Klaus Katsch (1943–2026): Bläser, Chorleiter, "Streiter für Christus" – ein Nachruf von Superintendent Hans-Georg Furian
von Superintendent Hans-Georg Furian
Klaus Katsch (1943–2026): Bläser, Chorleiter, "Streiter für Christus" – ein Nachruf von Superintendent Hans-Georg Furian
Mit Klaus Katsch verlieren wir einen beeindrucken Menschen, einen Streiter für Christus. Ich habe ihn als fröhlichen Menschen erlebt. Nie um ein Wort verlegen, auch wenn es auf Widerspruch stieß. Er sah sich im permanenten Einsatz, wenn es darum ging, dem Evangelium Türen und Herzen zu öffnen. So nimmt es nicht Wunder, dass einer meiner Vorgänger ihn in einer Notsituation zum Gemeindeleiter für den Bereich der Kirchengemeinde Mahlsdorf-Nord ernannte. Die Tatsache, dass es diese Funktion in unseren Ordnungen gar nicht gibt, zeigt: Klaus Katsch ließ sich durch Strukturen und Ordnungen nicht bremsen. Er war viel zu spontan, um da hineinzupassen. Und vertrat auch inhaltlich oft genug Randpositionen. Er war – in meinen Augen – ein Beleg für die Weite der Positionen, die in unserer Kirche ein zu Hause finden können. Beeindruckend war für mich auch, dass er jede Bläserprobe mit einem geistlichen Beginn und Abschluss durchführte; etwas, das es in wenigen Chören gibt! Es erinnerte uns Bläserinnen und Bläser aber daran, warum wir das machen: zum Lobe Gottes und zur Freude der Gemeinde. Auch dafür bin ich ihm dankbar. Der Kirchenkreis verliert einen beeindrucken Menschen, einen Streiter für Christus.

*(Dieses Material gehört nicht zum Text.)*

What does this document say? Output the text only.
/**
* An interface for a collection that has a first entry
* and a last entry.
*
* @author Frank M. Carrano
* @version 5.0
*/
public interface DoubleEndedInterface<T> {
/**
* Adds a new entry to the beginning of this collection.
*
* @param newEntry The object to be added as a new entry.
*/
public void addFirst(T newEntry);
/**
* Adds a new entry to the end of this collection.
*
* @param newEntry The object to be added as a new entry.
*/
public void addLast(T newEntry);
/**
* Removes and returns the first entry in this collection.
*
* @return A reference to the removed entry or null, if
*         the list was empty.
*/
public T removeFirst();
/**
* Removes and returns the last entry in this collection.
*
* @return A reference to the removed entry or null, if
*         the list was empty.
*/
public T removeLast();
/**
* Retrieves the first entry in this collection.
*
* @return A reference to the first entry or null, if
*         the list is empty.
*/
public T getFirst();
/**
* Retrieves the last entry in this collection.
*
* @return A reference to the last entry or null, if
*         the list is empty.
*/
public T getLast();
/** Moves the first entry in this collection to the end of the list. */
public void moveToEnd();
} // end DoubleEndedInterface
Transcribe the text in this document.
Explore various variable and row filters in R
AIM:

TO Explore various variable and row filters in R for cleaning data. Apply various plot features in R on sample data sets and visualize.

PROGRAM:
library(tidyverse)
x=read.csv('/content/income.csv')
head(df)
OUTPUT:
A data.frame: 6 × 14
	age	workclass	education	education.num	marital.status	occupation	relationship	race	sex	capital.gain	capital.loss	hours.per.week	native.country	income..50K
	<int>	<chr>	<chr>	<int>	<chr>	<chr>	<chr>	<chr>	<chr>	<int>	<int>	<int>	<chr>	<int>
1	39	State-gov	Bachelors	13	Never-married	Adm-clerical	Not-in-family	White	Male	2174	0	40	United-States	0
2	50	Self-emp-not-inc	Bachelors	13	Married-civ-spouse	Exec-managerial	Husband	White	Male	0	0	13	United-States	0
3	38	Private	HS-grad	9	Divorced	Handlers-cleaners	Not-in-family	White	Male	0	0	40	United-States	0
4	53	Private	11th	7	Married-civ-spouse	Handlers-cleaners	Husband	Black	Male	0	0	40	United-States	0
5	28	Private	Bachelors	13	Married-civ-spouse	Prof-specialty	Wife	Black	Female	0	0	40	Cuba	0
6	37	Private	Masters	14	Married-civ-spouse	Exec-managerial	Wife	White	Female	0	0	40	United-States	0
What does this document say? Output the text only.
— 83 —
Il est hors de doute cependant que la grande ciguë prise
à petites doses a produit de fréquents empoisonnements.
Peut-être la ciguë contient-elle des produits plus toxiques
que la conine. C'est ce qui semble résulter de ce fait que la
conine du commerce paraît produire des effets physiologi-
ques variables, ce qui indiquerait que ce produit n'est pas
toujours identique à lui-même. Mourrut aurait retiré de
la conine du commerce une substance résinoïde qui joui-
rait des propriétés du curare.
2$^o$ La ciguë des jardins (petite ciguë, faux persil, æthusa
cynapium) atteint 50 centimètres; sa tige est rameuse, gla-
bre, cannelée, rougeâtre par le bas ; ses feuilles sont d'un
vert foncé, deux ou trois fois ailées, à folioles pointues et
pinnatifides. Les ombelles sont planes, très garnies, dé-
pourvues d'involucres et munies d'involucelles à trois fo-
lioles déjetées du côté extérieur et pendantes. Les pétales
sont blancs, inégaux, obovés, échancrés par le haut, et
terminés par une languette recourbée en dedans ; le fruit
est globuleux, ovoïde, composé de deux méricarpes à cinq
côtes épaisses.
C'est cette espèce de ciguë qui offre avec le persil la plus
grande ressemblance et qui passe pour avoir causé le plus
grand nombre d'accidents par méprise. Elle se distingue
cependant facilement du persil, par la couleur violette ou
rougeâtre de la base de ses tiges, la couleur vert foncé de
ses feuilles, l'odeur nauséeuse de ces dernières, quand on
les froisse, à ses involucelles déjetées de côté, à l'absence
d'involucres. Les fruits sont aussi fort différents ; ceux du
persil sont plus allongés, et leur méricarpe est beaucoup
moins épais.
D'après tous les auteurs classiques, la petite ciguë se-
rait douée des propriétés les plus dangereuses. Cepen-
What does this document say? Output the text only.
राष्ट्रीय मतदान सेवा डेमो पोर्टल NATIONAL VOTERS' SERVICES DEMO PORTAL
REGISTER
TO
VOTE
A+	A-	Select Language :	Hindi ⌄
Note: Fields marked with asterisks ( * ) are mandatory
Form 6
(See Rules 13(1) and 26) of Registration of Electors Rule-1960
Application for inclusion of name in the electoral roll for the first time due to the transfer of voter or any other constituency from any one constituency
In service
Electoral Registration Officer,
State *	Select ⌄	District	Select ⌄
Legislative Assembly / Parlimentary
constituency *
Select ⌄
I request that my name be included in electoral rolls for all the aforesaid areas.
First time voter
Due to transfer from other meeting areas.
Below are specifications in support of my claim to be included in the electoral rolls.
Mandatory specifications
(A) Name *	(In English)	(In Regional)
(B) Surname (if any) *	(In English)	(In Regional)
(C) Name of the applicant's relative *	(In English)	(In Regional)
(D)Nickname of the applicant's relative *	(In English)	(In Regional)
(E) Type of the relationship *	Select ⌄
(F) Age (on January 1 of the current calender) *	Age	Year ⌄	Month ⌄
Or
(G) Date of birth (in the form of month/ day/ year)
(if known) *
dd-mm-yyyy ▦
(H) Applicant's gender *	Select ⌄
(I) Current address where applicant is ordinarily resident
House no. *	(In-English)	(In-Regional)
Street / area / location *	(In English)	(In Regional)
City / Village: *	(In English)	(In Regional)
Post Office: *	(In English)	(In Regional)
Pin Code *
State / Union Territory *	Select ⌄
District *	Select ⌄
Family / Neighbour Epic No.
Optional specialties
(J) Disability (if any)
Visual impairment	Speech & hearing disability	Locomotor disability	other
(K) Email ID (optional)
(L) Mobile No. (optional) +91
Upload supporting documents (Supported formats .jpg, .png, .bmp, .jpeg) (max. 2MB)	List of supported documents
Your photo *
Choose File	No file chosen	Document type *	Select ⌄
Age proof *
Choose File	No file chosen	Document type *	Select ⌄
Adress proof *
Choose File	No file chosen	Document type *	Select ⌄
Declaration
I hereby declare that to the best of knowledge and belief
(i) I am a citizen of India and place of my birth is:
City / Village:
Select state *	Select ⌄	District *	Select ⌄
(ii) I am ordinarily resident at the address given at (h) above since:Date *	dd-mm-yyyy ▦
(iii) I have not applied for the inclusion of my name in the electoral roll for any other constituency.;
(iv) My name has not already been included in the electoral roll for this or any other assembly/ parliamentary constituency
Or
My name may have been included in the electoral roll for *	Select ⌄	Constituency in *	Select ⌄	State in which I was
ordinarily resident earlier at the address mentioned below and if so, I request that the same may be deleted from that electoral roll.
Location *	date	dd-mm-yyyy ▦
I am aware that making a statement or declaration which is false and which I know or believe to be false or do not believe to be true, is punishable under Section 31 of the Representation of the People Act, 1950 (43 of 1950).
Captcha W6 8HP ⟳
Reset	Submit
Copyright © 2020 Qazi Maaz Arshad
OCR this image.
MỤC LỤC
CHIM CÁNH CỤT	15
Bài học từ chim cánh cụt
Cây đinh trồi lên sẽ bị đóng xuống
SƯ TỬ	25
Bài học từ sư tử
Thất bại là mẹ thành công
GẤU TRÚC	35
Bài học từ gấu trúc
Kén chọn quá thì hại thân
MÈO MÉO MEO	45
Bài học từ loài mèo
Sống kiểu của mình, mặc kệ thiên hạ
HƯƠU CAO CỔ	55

Unseren Herrn Jesus Christus bitte ich darum, dass Klaus Katsch erleben möge, was er geglaubt hat. Seiner großen Familie – und besonders seiner Frau Helga –, dass sie in unserem Glauben Halt und Trost finden; und Menschen, die sich für sie Zeit nehmen.
Hans-Georg Furian
Superintendent des Kirchenkreises Berlin Süd-Ost
Der Trauergottesdienst findet am Mittwoch, dem 25. März 2026, um 10.00 Uhr in der Ev. Kreuz-kirche, AlbrechtDürer-Str. 35, 12623 Berlin, statt, mit anschließender Beisetzung auf dem Friedhof, Walter-Leistikow-Weg 10-13. Dem Wunsch von Klaus Katsch folgend, wird anstatt von Blumen und Kränzen um eine Spende für Israel (ICEJ) gebeten.